Sentí su beso de todos los días en la espalda
y luego como su peso dejaba la cama y se alejaba de mi. La verdad yo estaba muy
cansado. El día anterior había tenido que trabajar como nunca y no había tenido
tiempo ni de voltearlo a mirar. A veces sentía culpa, pues en esos días que
debía entregar mi trabajo, siempre pasaba a ignorarlo y él debía de ver que hacía
mientras yo escribía sin cesar y gritaba por el teléfono. Cuando las cosas eran
al revés, él siendo el ocupado y yo no, jamás me dejaba de lado. Me pedía
consejos y que le corrigiera todo lo que pudiera, así yo no supiera nada de
informes inmobiliarios. Juan parecía siempre estar allí para mi pero yo rara
vez para él. Cuando me despertó con el beso, no lo sentí medio dormido como
siempre. Y quise levantarme y pedirle que no se fuera o al menos darle un beso
de verdad de despedida pero no sé que me impidió hacerlo.
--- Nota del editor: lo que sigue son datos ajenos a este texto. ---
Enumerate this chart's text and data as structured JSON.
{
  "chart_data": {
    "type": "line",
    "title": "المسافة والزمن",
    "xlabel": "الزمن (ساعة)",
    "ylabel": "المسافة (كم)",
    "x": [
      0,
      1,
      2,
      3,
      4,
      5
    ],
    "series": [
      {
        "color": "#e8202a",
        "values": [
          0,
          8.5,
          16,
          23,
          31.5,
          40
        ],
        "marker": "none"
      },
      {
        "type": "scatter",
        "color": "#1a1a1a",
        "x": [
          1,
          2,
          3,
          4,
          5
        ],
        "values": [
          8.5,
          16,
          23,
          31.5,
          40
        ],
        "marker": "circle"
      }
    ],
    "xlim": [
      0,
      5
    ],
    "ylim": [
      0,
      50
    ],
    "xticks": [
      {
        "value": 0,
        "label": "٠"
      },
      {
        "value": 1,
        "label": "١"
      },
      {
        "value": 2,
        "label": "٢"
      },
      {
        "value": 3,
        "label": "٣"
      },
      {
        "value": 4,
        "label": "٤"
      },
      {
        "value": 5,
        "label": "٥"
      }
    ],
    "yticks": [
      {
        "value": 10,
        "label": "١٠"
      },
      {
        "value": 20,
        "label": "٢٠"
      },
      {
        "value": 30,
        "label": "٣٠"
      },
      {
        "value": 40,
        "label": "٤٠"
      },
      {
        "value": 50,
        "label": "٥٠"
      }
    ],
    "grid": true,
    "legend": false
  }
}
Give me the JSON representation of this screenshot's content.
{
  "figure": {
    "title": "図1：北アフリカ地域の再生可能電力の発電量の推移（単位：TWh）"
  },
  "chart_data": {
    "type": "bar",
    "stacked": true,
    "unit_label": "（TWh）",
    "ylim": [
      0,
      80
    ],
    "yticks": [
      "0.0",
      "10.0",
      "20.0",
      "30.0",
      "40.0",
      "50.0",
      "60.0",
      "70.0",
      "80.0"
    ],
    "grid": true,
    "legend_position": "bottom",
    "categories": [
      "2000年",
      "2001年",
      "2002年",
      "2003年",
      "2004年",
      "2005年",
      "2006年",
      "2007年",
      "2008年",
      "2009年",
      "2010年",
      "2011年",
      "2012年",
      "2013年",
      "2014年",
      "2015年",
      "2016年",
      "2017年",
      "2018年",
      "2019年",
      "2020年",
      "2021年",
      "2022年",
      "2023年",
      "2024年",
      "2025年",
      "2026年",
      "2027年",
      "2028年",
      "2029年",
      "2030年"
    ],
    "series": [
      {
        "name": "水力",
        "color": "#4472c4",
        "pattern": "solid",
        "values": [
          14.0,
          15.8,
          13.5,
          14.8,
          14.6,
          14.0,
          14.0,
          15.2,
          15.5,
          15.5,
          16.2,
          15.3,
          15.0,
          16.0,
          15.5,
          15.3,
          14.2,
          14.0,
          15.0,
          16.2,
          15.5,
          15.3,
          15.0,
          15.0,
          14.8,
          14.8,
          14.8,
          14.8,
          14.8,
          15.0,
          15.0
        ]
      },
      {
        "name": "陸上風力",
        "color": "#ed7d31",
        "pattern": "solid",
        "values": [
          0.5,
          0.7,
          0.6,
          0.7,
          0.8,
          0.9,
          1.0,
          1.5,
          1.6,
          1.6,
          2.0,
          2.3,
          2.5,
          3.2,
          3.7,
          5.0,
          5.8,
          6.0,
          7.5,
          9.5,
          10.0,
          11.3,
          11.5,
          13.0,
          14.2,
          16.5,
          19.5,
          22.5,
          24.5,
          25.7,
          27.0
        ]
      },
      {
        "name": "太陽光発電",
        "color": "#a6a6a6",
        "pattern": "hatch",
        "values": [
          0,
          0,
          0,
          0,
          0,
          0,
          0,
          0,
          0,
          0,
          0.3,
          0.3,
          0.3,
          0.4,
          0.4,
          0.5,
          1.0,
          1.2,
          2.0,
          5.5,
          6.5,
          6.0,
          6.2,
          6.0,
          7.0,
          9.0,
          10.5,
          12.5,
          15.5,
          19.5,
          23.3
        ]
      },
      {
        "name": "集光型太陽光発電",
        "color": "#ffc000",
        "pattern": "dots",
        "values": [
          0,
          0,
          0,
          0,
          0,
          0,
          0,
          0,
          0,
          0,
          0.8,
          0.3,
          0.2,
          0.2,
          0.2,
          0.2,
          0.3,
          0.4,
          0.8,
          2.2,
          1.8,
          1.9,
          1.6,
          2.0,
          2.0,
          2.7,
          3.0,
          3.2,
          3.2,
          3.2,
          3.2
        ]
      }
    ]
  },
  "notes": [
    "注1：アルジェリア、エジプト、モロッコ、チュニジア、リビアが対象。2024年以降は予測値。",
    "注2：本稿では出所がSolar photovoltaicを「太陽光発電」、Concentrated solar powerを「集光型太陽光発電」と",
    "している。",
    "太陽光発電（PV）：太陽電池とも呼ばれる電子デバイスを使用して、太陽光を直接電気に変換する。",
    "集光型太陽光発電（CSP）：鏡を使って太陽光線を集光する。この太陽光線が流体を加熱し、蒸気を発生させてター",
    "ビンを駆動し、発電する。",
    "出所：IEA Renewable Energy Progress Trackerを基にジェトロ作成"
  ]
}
Cuando me liberaba de mi trabajo, había
demasiado tiempo de sobra y esta vez me la pasé pensando en mis errores. La
verdad, tenía miedo de que algún día de estos ese beso en la espalda dejara de
existir. Tenía miedo que Juan decidiera no volver o si acaso volver solo para
decirme que no aguantaba más y que prefería cualquiera cosa a seguir viviendo
así conmigo. En ese momento de susto, lo único que me quedaba era mejorar como
esposo. Así que me puse a hojear por varios libros de cocina que teníamos, rara
vez usados, y encontré una que creí ser capaz de hacer. Primero tenía que ir al
supermercado a comprar los ingredientes pues no habíamos podido ir por culpa de
mi trabajo. Me di cuenta que hasta nutricionalmente mi trabajo estaba afectando
mi relación y mi cuerpo.
En el supermercado aproveché para comprar
cosas que a él le gustan como cereal de colores y un café especialmente aromático.
También pescado, que yo odio pero el adora, y otros productos que compartimos a
lo largo de la semana cuando, por coincidencias de la vida, los dos estamos
desocupados. Sin duda esos eran los mejores momentos, cuando nos quedábamos en
la cama hasta tarde, abrazados o besándonos como cuando nos conocimos. Después
nos pasábamos el día comiendo dulces y demás cosas no muy buenas para la salud
pero compartidas en todo caso. Nos tomábamos de la mano y veíamos películas o
lo que hubiese en televisión y por la noche seguramente hacíamos el amor en ese
mismo sofá donde habíamos estado toda la tarde.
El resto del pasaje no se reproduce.